The five Trust Services Criteria are: 

  • Security: Protecting information from vulnerabilities and unauthorized access
  • Availability: Ensuring employees and clients can rely on your systems to do their work 
  • Processing integrity: Verifying that company systems operate as intended
  • Confidentiality: Protecting confidential information by limiting its access, storage, and use
  • Privacy: Safeguarding sensitive personal information against unauthorized users

Security is the only TSC required for every SOC 2 audit. Additional criteria are optional based on the services you provide to your customers.

Many organizations don’t have the resources to bring their information security systems and internal controls into compliance with every TSC.

It’s best to pursue the TSC that you’re closest to achieving or those that will have the most significant impact on your organization. You can always go for the others later.

What are the Five AICPA Trust Services Criteria?

1. Security

The Security Trust Criteria is all about protecting information from unauthorized disclosure.

The Security Criteria are also known as the Common Criteria. They prove that a service organization’s systems and control environment are protected against unauthorized access and other risks.

Security is the only Trust Services Criteria required for every SOC 2 audit. The other criteria can be added to your report scope if your organization chooses, but they are not required to achieve SOC 2 compliance.

2. Availability

The Availability Criteria determine whether your employees and clients can rely on your systems to do their work.

Some examples are data backups, disaster recovery, and business continuity planning.
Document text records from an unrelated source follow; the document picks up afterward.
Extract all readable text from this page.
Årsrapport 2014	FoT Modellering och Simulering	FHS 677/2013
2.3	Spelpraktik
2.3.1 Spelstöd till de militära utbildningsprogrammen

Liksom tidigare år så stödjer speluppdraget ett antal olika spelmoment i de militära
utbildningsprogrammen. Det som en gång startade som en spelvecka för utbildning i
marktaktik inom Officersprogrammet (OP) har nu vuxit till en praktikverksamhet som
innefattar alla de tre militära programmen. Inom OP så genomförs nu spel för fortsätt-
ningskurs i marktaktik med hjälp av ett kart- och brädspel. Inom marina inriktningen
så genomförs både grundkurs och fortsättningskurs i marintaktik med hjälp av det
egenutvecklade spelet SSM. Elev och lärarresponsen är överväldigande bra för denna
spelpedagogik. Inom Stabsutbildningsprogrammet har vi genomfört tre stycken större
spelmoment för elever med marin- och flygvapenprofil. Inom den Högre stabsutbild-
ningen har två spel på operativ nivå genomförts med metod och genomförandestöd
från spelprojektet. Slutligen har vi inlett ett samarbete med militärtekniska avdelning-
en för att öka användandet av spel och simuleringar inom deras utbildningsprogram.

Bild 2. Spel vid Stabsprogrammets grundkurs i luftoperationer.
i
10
Each of these minimizes downtime in the event of an outage. For instance, if your data center is flooded, you have multiple power and computing redundancies. This ensures that data is available even in the event of hardware failure.

Consider adding to your SOC 2 if:

  • You offer a continuous delivery or deployment platform.
  • An outage would prevent your clients from building or deploying changes to their services. (E.g., cloud computing or cloud data storage providers)

3. Processing Integrity

The Processing Integrity Criteria determine whether a system works properly. Does it perform its intended functions without delay, error, omission, or accidental manipulation?
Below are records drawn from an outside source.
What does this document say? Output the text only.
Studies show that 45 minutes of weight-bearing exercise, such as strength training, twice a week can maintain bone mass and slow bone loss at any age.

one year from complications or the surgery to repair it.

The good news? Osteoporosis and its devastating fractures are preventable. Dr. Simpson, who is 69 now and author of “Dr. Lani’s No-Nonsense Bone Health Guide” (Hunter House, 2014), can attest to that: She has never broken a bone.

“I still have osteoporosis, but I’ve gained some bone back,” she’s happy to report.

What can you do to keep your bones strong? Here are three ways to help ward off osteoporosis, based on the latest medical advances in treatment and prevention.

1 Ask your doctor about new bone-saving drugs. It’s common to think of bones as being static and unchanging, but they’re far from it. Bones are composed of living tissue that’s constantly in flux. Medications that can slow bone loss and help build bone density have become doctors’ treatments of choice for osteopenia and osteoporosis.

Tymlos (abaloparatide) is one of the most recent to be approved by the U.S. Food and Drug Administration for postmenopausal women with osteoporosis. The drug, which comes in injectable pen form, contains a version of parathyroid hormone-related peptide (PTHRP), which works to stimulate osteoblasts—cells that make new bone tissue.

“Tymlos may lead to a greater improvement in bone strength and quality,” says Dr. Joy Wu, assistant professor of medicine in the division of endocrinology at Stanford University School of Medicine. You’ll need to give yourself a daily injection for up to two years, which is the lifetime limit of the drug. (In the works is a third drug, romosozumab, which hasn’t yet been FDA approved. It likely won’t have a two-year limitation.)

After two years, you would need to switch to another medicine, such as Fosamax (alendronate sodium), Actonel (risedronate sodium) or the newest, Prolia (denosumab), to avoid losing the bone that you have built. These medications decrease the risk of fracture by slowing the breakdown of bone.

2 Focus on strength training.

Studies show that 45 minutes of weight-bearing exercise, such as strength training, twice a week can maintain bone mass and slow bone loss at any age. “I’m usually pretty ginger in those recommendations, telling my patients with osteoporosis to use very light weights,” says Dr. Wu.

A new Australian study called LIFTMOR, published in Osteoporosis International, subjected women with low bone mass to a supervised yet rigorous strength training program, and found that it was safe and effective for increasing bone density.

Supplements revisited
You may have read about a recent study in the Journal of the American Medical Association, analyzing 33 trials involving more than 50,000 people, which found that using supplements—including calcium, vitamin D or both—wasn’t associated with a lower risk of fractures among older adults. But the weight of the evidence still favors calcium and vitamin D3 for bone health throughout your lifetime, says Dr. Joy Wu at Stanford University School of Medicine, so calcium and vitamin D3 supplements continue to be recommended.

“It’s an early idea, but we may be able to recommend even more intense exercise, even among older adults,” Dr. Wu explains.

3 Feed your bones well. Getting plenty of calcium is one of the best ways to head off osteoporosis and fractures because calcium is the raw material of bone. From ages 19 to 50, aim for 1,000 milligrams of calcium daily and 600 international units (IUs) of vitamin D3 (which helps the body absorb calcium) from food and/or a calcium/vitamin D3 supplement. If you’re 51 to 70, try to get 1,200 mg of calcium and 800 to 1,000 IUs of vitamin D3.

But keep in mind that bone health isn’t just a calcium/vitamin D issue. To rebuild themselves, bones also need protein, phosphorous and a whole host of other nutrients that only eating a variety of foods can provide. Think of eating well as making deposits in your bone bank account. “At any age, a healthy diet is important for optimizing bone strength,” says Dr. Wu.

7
This isn’t the same as data integrity — a system can work properly with incorrect data. For example, say you’re an e-commerce company. If a customer can complete the process of placing an order,  your company meets the Processing Integrity Criteria.
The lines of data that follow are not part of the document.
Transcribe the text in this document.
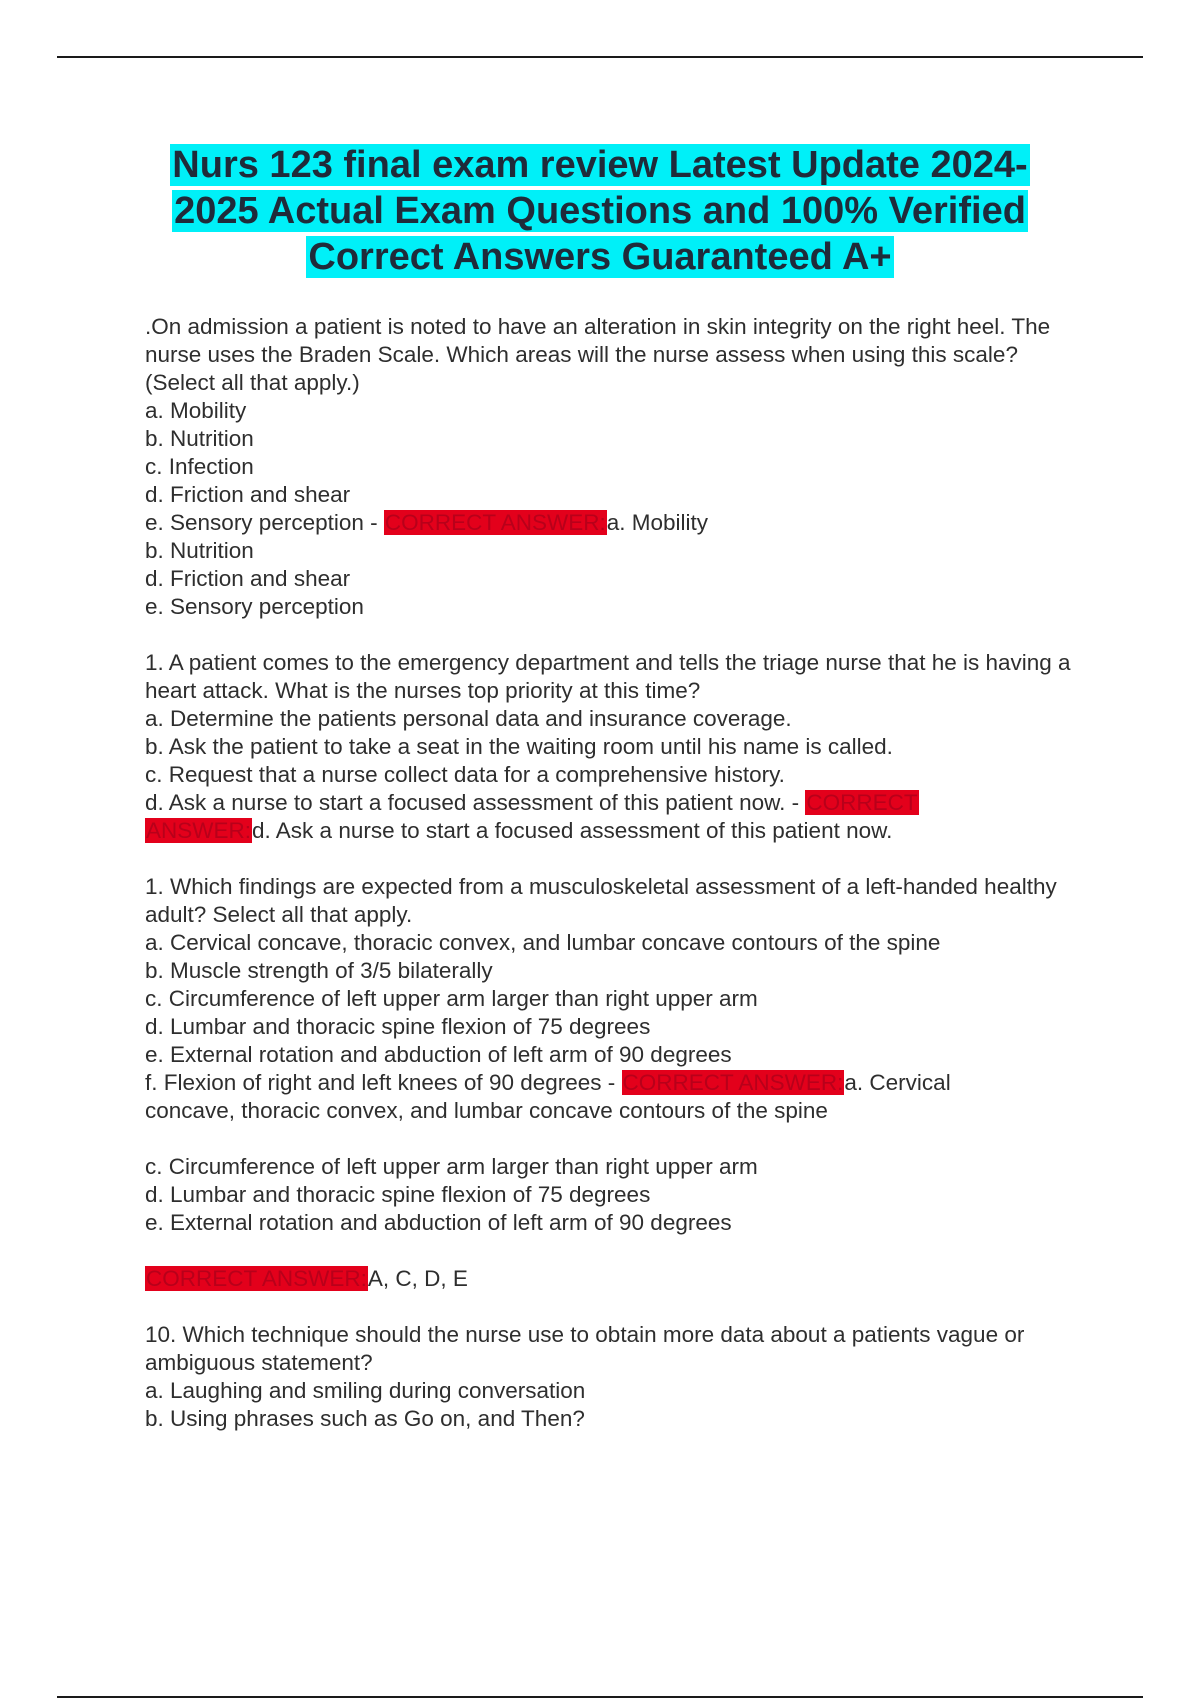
Nurs 123 final exam review Latest Update 2024-
2025 Actual Exam Questions and 100% Verified
Correct Answers Guaranteed A+
.On admission a patient is noted to have an alteration in skin integrity on the right heel. The nurse uses the Braden Scale. Which areas will the nurse assess when using this scale? (Select all that apply.)
a. Mobility
b. Nutrition
c. Infection
d. Friction and shear
e. Sensory perception - CORRECT ANSWER:a. Mobility
b. Nutrition
d. Friction and shear
e. Sensory perception
1. A patient comes to the emergency department and tells the triage nurse that he is having a heart attack. What is the nurses top priority at this time?
a. Determine the patients personal data and insurance coverage.
b. Ask the patient to take a seat in the waiting room until his name is called.
c. Request that a nurse collect data for a comprehensive history.
d. Ask a nurse to start a focused assessment of this patient now. - CORRECT
ANSWER:d. Ask a nurse to start a focused assessment of this patient now.
1. Which findings are expected from a musculoskeletal assessment of a left-handed healthy adult? Select all that apply.
a. Cervical concave, thoracic convex, and lumbar concave contours of the spine
b. Muscle strength of 3/5 bilaterally
c. Circumference of left upper arm larger than right upper arm
d. Lumbar and thoracic spine flexion of 75 degrees
e. External rotation and abduction of left arm of 90 degrees
f. Flexion of right and left knees of 90 degrees - CORRECT ANSWER:a. Cervical
concave, thoracic convex, and lumbar concave contours of the spine
c. Circumference of left upper arm larger than right upper arm
d. Lumbar and thoracic spine flexion of 75 degrees
e. External rotation and abduction of left arm of 90 degrees
CORRECT ANSWER:A, C, D, E
10. Which technique should the nurse use to obtain more data about a patients vague or ambiguous statement?
a. Laughing and smiling during conversation
b. Using phrases such as Go on, and Then?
Now say the customer accidentally enters the wrong address. This is an example of poor data integrity. You may still meet the processing integrity requirement. Your system works the way it’s supposed to, delivering that item to the address specified. It just won’t arrive on the right customer’s doorstep.

Consider adding to your SOC 2 if:

  • You provide financial reporting services, or you're an e-commerce company.
  • You need to ensure your transaction processing is accurate to combat fraud.

4. Confidentiality

The Confidentiality Criteria evaluates how organizations protect confidential information. I.e., by limiting its access, storage, and use. It can help organizations define which individuals can access what data and how that data can be shared. This ensures that only authorized people can view sensitive information, like legal documents or intellectual property. 

Consider adding to your SOC 2 if:

  • Your organization handles confidential information. Examples include financial reports, passwords, business strategies, and intellectual property.

5. Privacy

This TSC looks at how an organization's control activities protect customers’ personally identifiable information (PII). It also ensures that a system that uses personal data complies with the AICPA’s Generally Accepted Privacy Principles.

Name, physical address, email address, and Social Security number are a few examples of information that falls under this privacy category. Data like health, race, and sexuality may be pertinent to privacy for some companies and service providers, too.

Consider adding to your SOC 2 if:

  • Your organization gathers, stores, uses, preserves, reveals, or disposes of personal information.